Here are several ways to implement and strengthen DiD analysis:

• Parallel Trends Check: Visualize pre-treatment trends to justify the core assumption.
• DiD Regression Model: Estimate with interaction terms in a regression:

\[ Y_{it} = \alpha + \beta_1 \cdot \text{Treated}_i + \beta_2 \cdot \text{Post}_t + \beta_3 \cdot (\text{Treated}_i \times \text{Post}_t) + \epsilon_{it} \]

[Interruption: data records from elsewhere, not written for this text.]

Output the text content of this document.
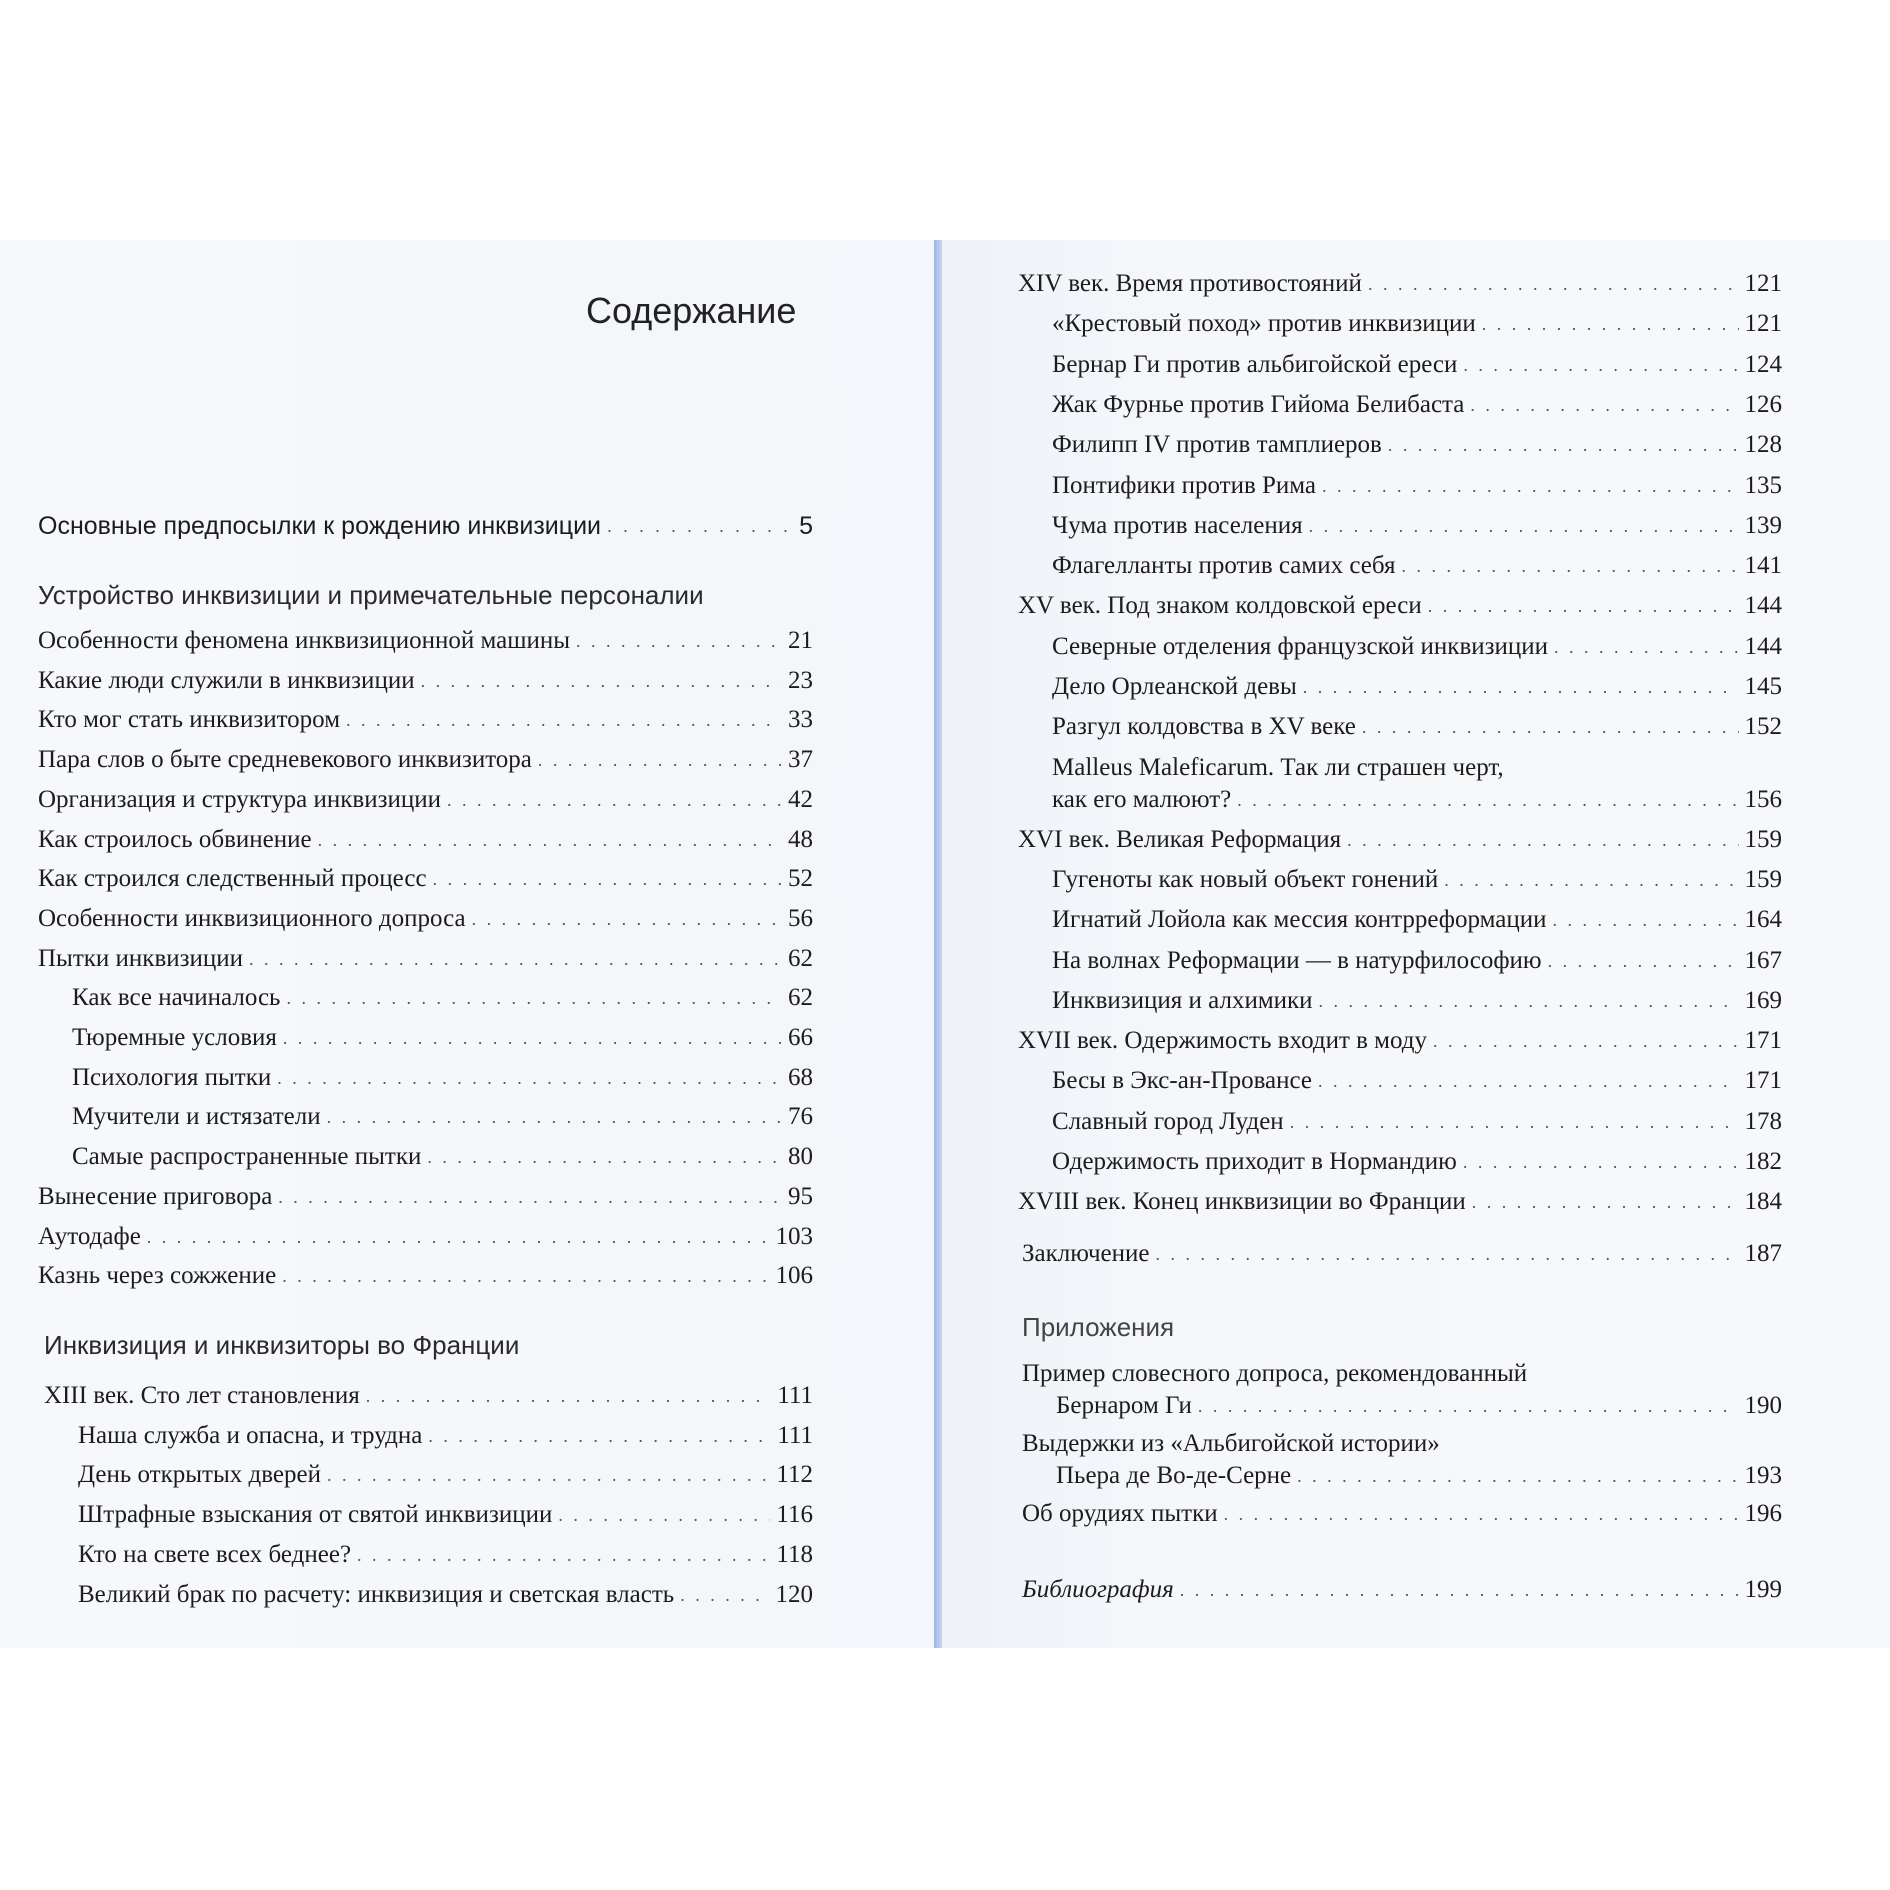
Содержание
Основные предпосылки к рождению инквизиции . . .	5
Устройство инквизиции и примечательные персоналии
Особенности феномена инквизиционной машины . . .	21
Какие люди служили в инквизиции . . .	23
Кто мог стать инквизитором . . .	33
Пара слов о быте средневекового инквизитора . . .	37
Организация и структура инквизиции . . .	42
Как строилось обвинение . . .	48
Как строился следственный процесс . . .	52
Особенности инквизиционного допроса . . .	56
Пытки инквизиции . . .	62
Как все начиналось . . .	62
Тюремные условия . . .	66
Психология пытки . . .	68
Мучители и истязатели . . .	76
Самые распространенные пытки . . .	80
Вынесение приговора . . .	95
Аутодафе . . .	103
Казнь через сожжение . . .	106
Инквизиция и инквизиторы во Франции
XIII век. Сто лет становления . . .	111
Наша служба и опасна, и трудна . . .	111
День открытых дверей . . .	112
Штрафные взыскания от святой инквизиции . . .	116
Кто на свете всех беднее? . . .	118
Великий брак по расчету: инквизиция и светская власть . . .	120
XIV век. Время противостояний . . .	121
«Крестовый поход» против инквизиции . . .	121
Бернар Ги против альбигойской ереси . . .	124
Жак Фурнье против Гийома Белибаста . . .	126
Филипп IV против тамплиеров . . .	128
Понтифики против Рима . . .	135
Чума против населения . . .	139
Флагелланты против самих себя . . .	141
XV век. Под знаком колдовской ереси . . .	144
Северные отделения французской инквизиции . . .	144
Дело Орлеанской девы . . .	145
Разгул колдовства в XV веке . . .	152
Malleus Maleficarum. Так ли страшен черт,
как его малюют? . . .	156
XVI век. Великая Реформация . . .	159
Гугеноты как новый объект гонений . . .	159
Игнатий Лойола как мессия контрреформации . . .	164
На волнах Реформации — в натурфилософию . . .	167
Инквизиция и алхимики . . .	169
XVII век. Одержимость входит в моду . . .	171
Бесы в Экс-ан-Провансе . . .	171
Славный город Луден . . .	178
Одержимость приходит в Нормандию . . .	182
XVIII век. Конец инквизиции во Франции . . .	184
Заключение . . .	187
Приложения
Пример словесного допроса, рекомендованный
Бернаром Ги . . .	190
Выдержки из «Альбигойской истории»
Пьера де Во-де-Серне . . .	193
Об орудиях пытки . . .	196
Библиография . . .	199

• \(\beta_3\) is the DiD estimator
• Two-Way Fixed Effects: Control for unit and time fixed effects in panel settings.
• Event Study Designs: Examine dynamic treatment effects over multiple periods.
• Placebo Tests: Apply DiD on fake treatment dates or untreated units to test robustness.

Examples

• Soda tax introduced in one city → compare beverage sales before and after with a nearby city.
• Company stops advertising on one platform → compare click-through rates (CTR) over time with another platform.
• State raises minimum wage → compare employment changes with a neighboring state that didn’t.

Key Assumptions

• Parallel Trends: In the absence of treatment, the treated and control groups would have followed similar outcome trends.
• No Spillovers: The treatment does not affect the control group.
• No Other Confounding Events: Nothing else happened at the same time that only affected the treated group.

Key Equations

DiD Regression Model:

\[ Y_{it} = \alpha + \beta_1 \cdot \text{Treated}_i + \beta_2 \cdot \text{Post}_t + \beta_3 (\text{Treated}_i \times \text{Post}_t) + \epsilon_{it} \]

• \(\beta_3\) gives the causal effect of the treatment.